«Zooma sulla sua faccia. Così. Seguilo. Non perderlo. Fallo girare a destra. Ora. Ora dannazione!»
«È sicuro?»
«Che nessuno si permetta più di mettere in discussione ciò che dico. Non lo ripeterò. Fallo girare a destra, nessun ripensamento.»
«Aumento arousal…»
«Inizia a contare i passi bello… oggi ti prepariamo una bella sorpresa.»
CINETICA.
Nessuna sorpresa per la verità. Intuiva qualcosa, ma ciò nonostante continuò a camminare conscio di quel bell’affare in cui si stava andando ad impicciare. Caldo e umido. Ecco come si presentava il setting. Durante il percorso, accuratamente scelto, volse il suo sguardo in più direzioni ossessivamente, progressivamente, sempre più agitato.
«Si avvicina al target. Lasciamogli completare il percorso senza ulteriori variabili di disturbo.»
«Neanche per sogno. Introduzione soggetti S e N a cento metri dal soggetto, direzione nord-ovest. Ora.»
«Mi permetta di dissentire. Sa bene che in questo momento il farmaco sta agendo. Potrebbe avere ripercussioni negative.»
«Testiamo esattamente questo. Confermo quanto detto. Procediamo.»
La vecchia strada in pietra composta da lunghe e larghe lastre scure appariva come un susseguirsi di campi e canali che il ragazzo cercava di seguire con lo sguardo immaginando una città sopra la quale camminare, regnare serenamente, riposare ed evitare quel disastro imminente. Quasi a volersi salvare la pelle si chinò sotto il peso della borsa per vegliare, più attento, sopra quella città.
«Cosa fa? »
«…»
«Che cosa diavolo sta facendo?! Fatelo alzare! Ora dannazione!»
«Quindici secondi all’introduzione dei soggetti S e N…»
«Dai bastardo… alzati… solleva quella testa pesante…»

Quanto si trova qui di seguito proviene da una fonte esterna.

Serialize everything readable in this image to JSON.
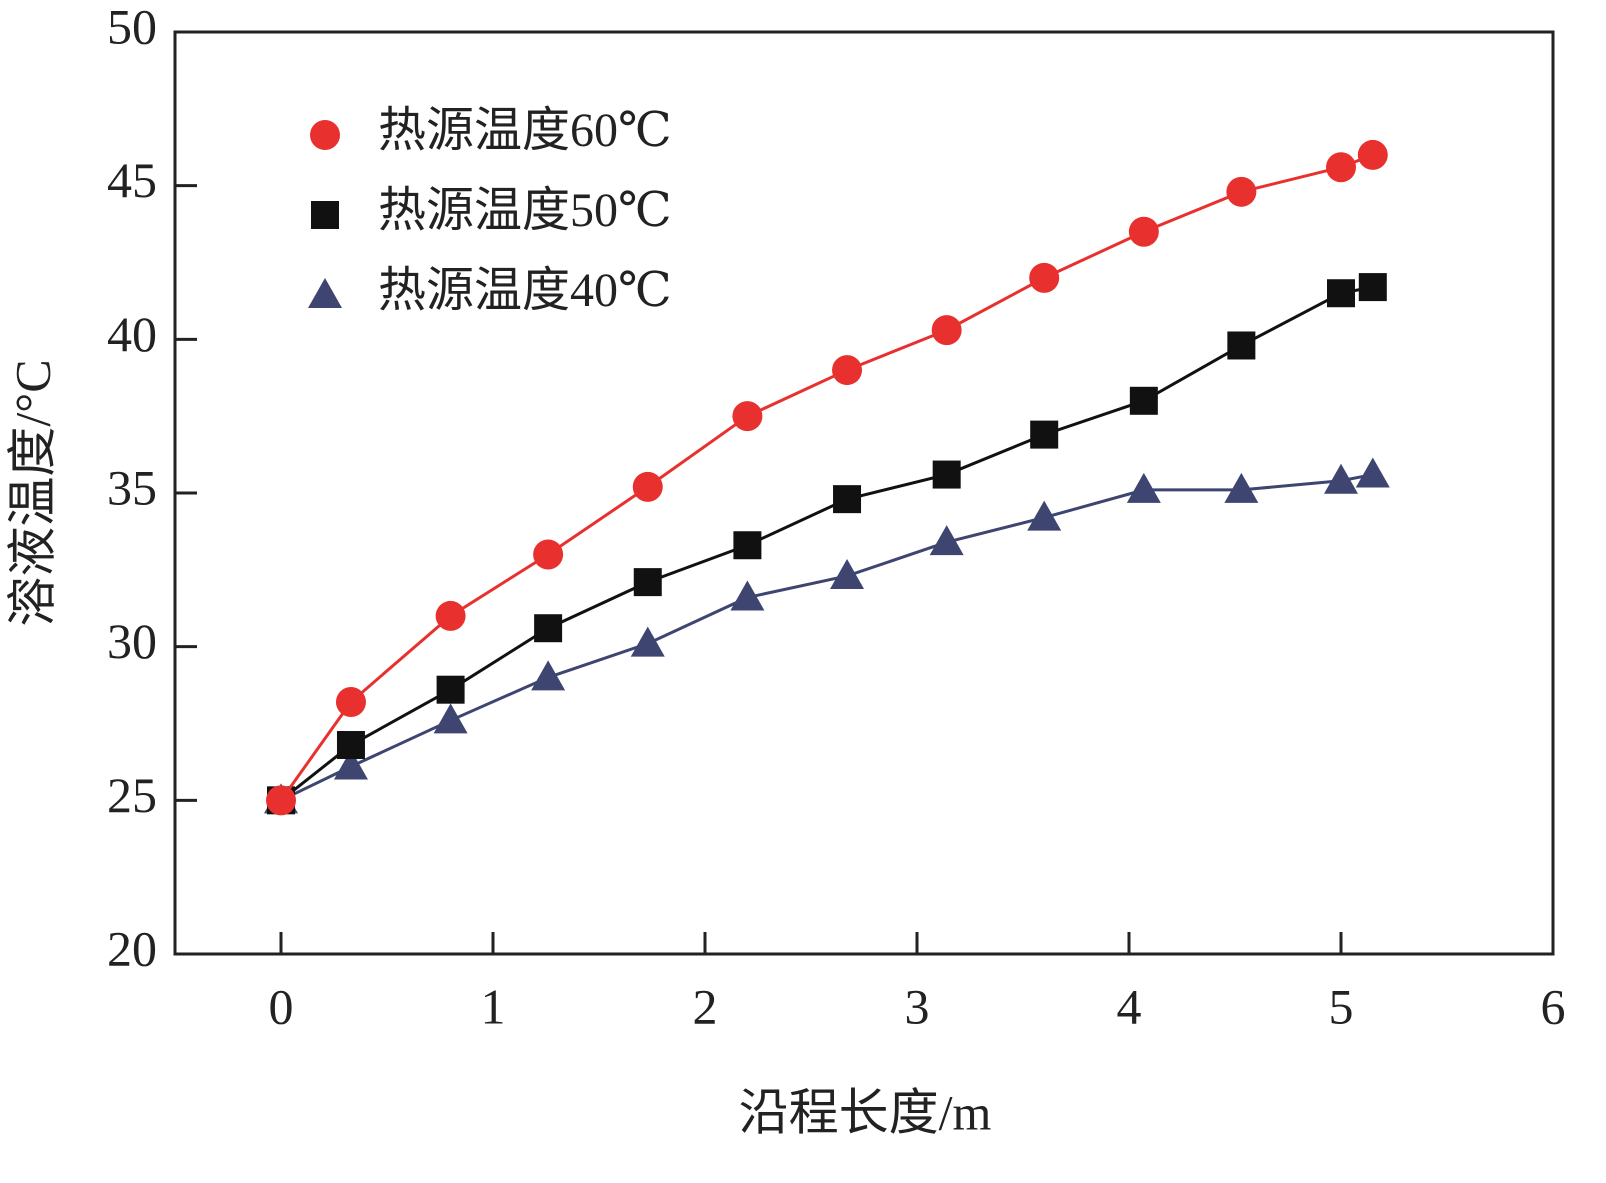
{
  "chart_data": {
    "type": "line",
    "xlabel": "沿程长度/m",
    "ylabel": "溶液温度/°C",
    "xlim": [
      -0.5,
      6
    ],
    "ylim": [
      20,
      50
    ],
    "xticks": [
      0,
      1,
      2,
      3,
      4,
      5,
      6
    ],
    "yticks": [
      20,
      25,
      30,
      35,
      40,
      45,
      50
    ],
    "x": [
      0,
      0.33,
      0.8,
      1.26,
      1.73,
      2.2,
      2.67,
      3.14,
      3.6,
      4.07,
      4.53,
      5.0,
      5.15
    ],
    "series": [
      {
        "name": "热源温度60℃",
        "color": "#e8312f",
        "marker": "circle",
        "values": [
          25,
          28.2,
          31.0,
          33.0,
          35.2,
          37.5,
          39.0,
          40.3,
          42.0,
          43.5,
          44.8,
          45.6,
          46.0
        ]
      },
      {
        "name": "热源温度50℃",
        "color": "#111111",
        "marker": "square",
        "values": [
          25,
          26.8,
          28.6,
          30.6,
          32.1,
          33.3,
          34.8,
          35.6,
          36.9,
          38.0,
          39.8,
          41.5,
          41.7
        ]
      },
      {
        "name": "热源温度40℃",
        "color": "#3d4570",
        "marker": "triangle",
        "values": [
          25,
          26.1,
          27.6,
          29.0,
          30.1,
          31.6,
          32.3,
          33.4,
          34.2,
          35.1,
          35.1,
          35.4,
          35.6
        ]
      }
    ]
  }
}
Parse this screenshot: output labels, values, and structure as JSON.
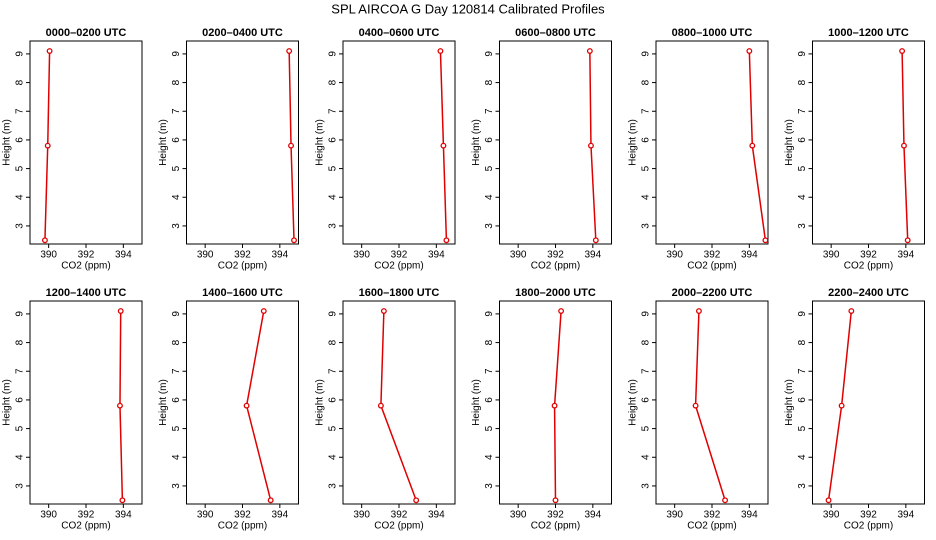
{
  "title": "SPL AIRCOA G  Day 120814  Calibrated Profiles",
  "chart_data": [
    {
      "type": "line",
      "title": "0000–0200 UTC",
      "xlabel": "CO2 (ppm)",
      "ylabel": "Height (m)",
      "color": "#e00000",
      "x": [
        389.8,
        389.95,
        390.05
      ],
      "values": [
        2.5,
        5.8,
        9.1
      ],
      "xlim": [
        389.0,
        395.0
      ],
      "ylim": [
        2.37,
        9.45
      ],
      "xticks": [
        390,
        392,
        394
      ],
      "yticks": [
        3,
        4,
        5,
        6,
        7,
        8,
        9
      ]
    },
    {
      "type": "line",
      "title": "0200–0400 UTC",
      "xlabel": "CO2 (ppm)",
      "ylabel": "Height (m)",
      "color": "#e00000",
      "x": [
        394.76,
        394.6,
        394.5
      ],
      "values": [
        2.5,
        5.8,
        9.1
      ],
      "xlim": [
        389.0,
        395.0
      ],
      "ylim": [
        2.37,
        9.45
      ],
      "xticks": [
        390,
        392,
        394
      ],
      "yticks": [
        3,
        4,
        5,
        6,
        7,
        8,
        9
      ]
    },
    {
      "type": "line",
      "title": "0400–0600 UTC",
      "xlabel": "CO2 (ppm)",
      "ylabel": "Height (m)",
      "color": "#e00000",
      "x": [
        394.54,
        394.38,
        394.22
      ],
      "values": [
        2.5,
        5.8,
        9.1
      ],
      "xlim": [
        389.0,
        395.0
      ],
      "ylim": [
        2.37,
        9.45
      ],
      "xticks": [
        390,
        392,
        394
      ],
      "yticks": [
        3,
        4,
        5,
        6,
        7,
        8,
        9
      ]
    },
    {
      "type": "line",
      "title": "0600–0800 UTC",
      "xlabel": "CO2 (ppm)",
      "ylabel": "Height (m)",
      "color": "#e00000",
      "x": [
        394.16,
        393.9,
        393.84
      ],
      "values": [
        2.5,
        5.8,
        9.1
      ],
      "xlim": [
        389.0,
        395.0
      ],
      "ylim": [
        2.37,
        9.45
      ],
      "xticks": [
        390,
        392,
        394
      ],
      "yticks": [
        3,
        4,
        5,
        6,
        7,
        8,
        9
      ]
    },
    {
      "type": "line",
      "title": "0800–1000 UTC",
      "xlabel": "CO2 (ppm)",
      "ylabel": "Height (m)",
      "color": "#e00000",
      "x": [
        394.86,
        394.16,
        394.0
      ],
      "values": [
        2.5,
        5.8,
        9.1
      ],
      "xlim": [
        389.0,
        395.0
      ],
      "ylim": [
        2.37,
        9.45
      ],
      "xticks": [
        390,
        392,
        394
      ],
      "yticks": [
        3,
        4,
        5,
        6,
        7,
        8,
        9
      ]
    },
    {
      "type": "line",
      "title": "1000–1200 UTC",
      "xlabel": "CO2 (ppm)",
      "ylabel": "Height (m)",
      "color": "#e00000",
      "x": [
        394.1,
        393.9,
        393.8
      ],
      "values": [
        2.5,
        5.8,
        9.1
      ],
      "xlim": [
        389.0,
        395.0
      ],
      "ylim": [
        2.37,
        9.45
      ],
      "xticks": [
        390,
        392,
        394
      ],
      "yticks": [
        3,
        4,
        5,
        6,
        7,
        8,
        9
      ]
    },
    {
      "type": "line",
      "title": "1200–1400 UTC",
      "xlabel": "CO2 (ppm)",
      "ylabel": "Height (m)",
      "color": "#e00000",
      "x": [
        393.95,
        393.82,
        393.86
      ],
      "values": [
        2.5,
        5.8,
        9.1
      ],
      "xlim": [
        389.0,
        395.0
      ],
      "ylim": [
        2.37,
        9.45
      ],
      "xticks": [
        390,
        392,
        394
      ],
      "yticks": [
        3,
        4,
        5,
        6,
        7,
        8,
        9
      ]
    },
    {
      "type": "line",
      "title": "1400–1600 UTC",
      "xlabel": "CO2 (ppm)",
      "ylabel": "Height (m)",
      "color": "#e00000",
      "x": [
        393.51,
        392.22,
        393.14
      ],
      "values": [
        2.5,
        5.8,
        9.1
      ],
      "xlim": [
        389.0,
        395.0
      ],
      "ylim": [
        2.37,
        9.45
      ],
      "xticks": [
        390,
        392,
        394
      ],
      "yticks": [
        3,
        4,
        5,
        6,
        7,
        8,
        9
      ]
    },
    {
      "type": "line",
      "title": "1600–1800 UTC",
      "xlabel": "CO2 (ppm)",
      "ylabel": "Height (m)",
      "color": "#e00000",
      "x": [
        392.92,
        391.03,
        391.19
      ],
      "values": [
        2.5,
        5.8,
        9.1
      ],
      "xlim": [
        389.0,
        395.0
      ],
      "ylim": [
        2.37,
        9.45
      ],
      "xticks": [
        390,
        392,
        394
      ],
      "yticks": [
        3,
        4,
        5,
        6,
        7,
        8,
        9
      ]
    },
    {
      "type": "line",
      "title": "1800–2000 UTC",
      "xlabel": "CO2 (ppm)",
      "ylabel": "Height (m)",
      "color": "#e00000",
      "x": [
        392.0,
        391.95,
        392.3
      ],
      "values": [
        2.5,
        5.8,
        9.1
      ],
      "xlim": [
        389.0,
        395.0
      ],
      "ylim": [
        2.37,
        9.45
      ],
      "xticks": [
        390,
        392,
        394
      ],
      "yticks": [
        3,
        4,
        5,
        6,
        7,
        8,
        9
      ]
    },
    {
      "type": "line",
      "title": "2000–2200 UTC",
      "xlabel": "CO2 (ppm)",
      "ylabel": "Height (m)",
      "color": "#e00000",
      "x": [
        392.7,
        391.12,
        391.3
      ],
      "values": [
        2.5,
        5.8,
        9.1
      ],
      "xlim": [
        389.0,
        395.0
      ],
      "ylim": [
        2.37,
        9.45
      ],
      "xticks": [
        390,
        392,
        394
      ],
      "yticks": [
        3,
        4,
        5,
        6,
        7,
        8,
        9
      ]
    },
    {
      "type": "line",
      "title": "2200–2400 UTC",
      "xlabel": "CO2 (ppm)",
      "ylabel": "Height (m)",
      "color": "#e00000",
      "x": [
        389.86,
        390.56,
        391.08
      ],
      "values": [
        2.5,
        5.8,
        9.1
      ],
      "xlim": [
        389.0,
        395.0
      ],
      "ylim": [
        2.37,
        9.45
      ],
      "xticks": [
        390,
        392,
        394
      ],
      "yticks": [
        3,
        4,
        5,
        6,
        7,
        8,
        9
      ]
    }
  ]
}
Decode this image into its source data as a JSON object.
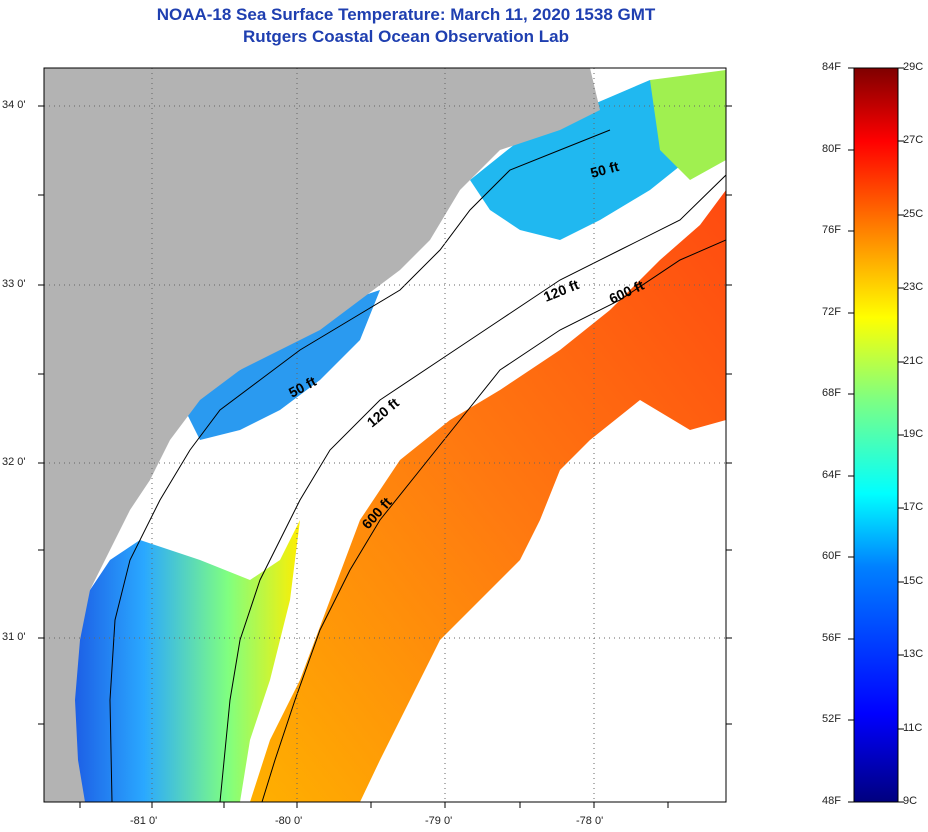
{
  "header": {
    "title": "NOAA-18 Sea Surface Temperature:  March 11, 2020 1538 GMT",
    "subtitle": "Rutgers Coastal Ocean Observation Lab"
  },
  "map": {
    "lat_labels": [
      "34 0'",
      "33 0'",
      "32 0'",
      "31 0'"
    ],
    "lon_labels": [
      "-81 0'",
      "-80 0'",
      "-79 0'",
      "-78 0'"
    ],
    "land_color": "#b3b3b3",
    "cloud_color": "#ffffff",
    "isobaths": [
      {
        "label": "50 ft"
      },
      {
        "label": "50 ft"
      },
      {
        "label": "120 ft"
      },
      {
        "label": "120 ft"
      },
      {
        "label": "600 ft"
      },
      {
        "label": "600 ft"
      }
    ]
  },
  "colorbar": {
    "fahrenheit_labels": [
      "84F",
      "80F",
      "76F",
      "72F",
      "68F",
      "64F",
      "60F",
      "56F",
      "52F",
      "48F"
    ],
    "celsius_labels": [
      "29C",
      "27C",
      "25C",
      "23C",
      "21C",
      "19C",
      "17C",
      "15C",
      "13C",
      "11C",
      "9C"
    ],
    "colors": [
      "#00007f",
      "#0000ff",
      "#0080ff",
      "#00ffff",
      "#80ff80",
      "#ffff00",
      "#ff8000",
      "#ff0000",
      "#7f0000"
    ]
  }
}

«Una distorsione del suo ambiente prossimale. Si sta rifugiando dentro di sé. Un effetto collaterale. L’avevamo avvertita.»
«Al diavolo. Insistiamo con l’adrenalina. Si alzerà.»
Nella città niente di più che qualche insetto. Una condizione alla quale ora era quanto mai vicino, pensò. Forse, in virtù di questo, abbandonò la sua posizione sovrana di osservatore e riprese a camminare. A pochi passi dalla piazza, spinto da qualche forza, volse lo sguardo a sinistra dando un addio al suo stato precario ma sufficientemente tranquillo. Era lì. La peggiore visione di tutte. Pochi secondi ma sufficienti a scuotere il soggetto. Una gestalt di corpi tremenda, inedita, spaventosa più di qualunque incubo, si impresse sui suoi occhi castani. Poi nulla più.
«Un ottimo lavoro!»
«Sta cedendo. Rischiamo di interrompere il contatto…»
«Non sarà necessario, lasciatelo in piedi il tanto di portarlo alla fine del percorso, resisterà.»
«Film lacrimale in aumento…»
Una musica. Senza una provenienza. Tuttavia essenziale nel permettere a quel corpo di muoversi ancora. Non di pensare, ma di muoversi. E poi una visione. Uno spazio, un prato enorme e due sorrisi che si addormentano vicini e si promettono eterna prossimità. Dunque una movenza della bocca del ragazzo. Essa si torse fradicia di strati acquosi e mucosi… e d’un tratto un sorriso.
Inaspettatamente quella serenità allucinata si ripercosse sul suo volto contorcendolo in un sorriso ad occhi alti, serrati, roridi.
«Cosa fa?! Sorride?!»
«Probabile meccanismo di regressione in atto. Il soggetto sta allucinando uno stato di serena regressione somatizzandolo in un sorriso.»
«Non riesco a crederci… dannato insetto…»
«È un buon segno, conserva un’integrata unità psicofisica.»
«Procediamo.»
«Lasciamo intatto questo stato semi-allucinatorio?»
«Direi di si. È bell’e morto dentro. Eppur si muove l’insetto…»
Si ritrovò attaccato ad una bottiglia, a quella umidità esteriore evidentemente si contrapponeva una forte aridità interiore, unica sensazione percepita, voleva tornare a casa, nient’altro. Era arrivato alla fine del percorso.
«Ce l’ha fatta. Riportate i soggetti S e N sul campo. Ora.»
Stette con gli occhi incollati a quella bella città che si era costruito a terra, edificando gioia e serenità, coltivando campi di speranza. Aspettava di tornare a casa, ma fu un attimo: sollevò gli occhi che subito si spensero. Anche il più forte dei sorrisi si contorse in una smorfia di dolore che serrava le labbra prosciugando nuovamente tutti gli stati liquidi all’interno di quel corpo per riversarli fuori, inevitabilmente, su quel viso contratto e distrutto.
«Sta reagendo. Percezione ancora funzionante… purtroppo per lui.»
«State pronti a registrare ogni singolo cambiamento.»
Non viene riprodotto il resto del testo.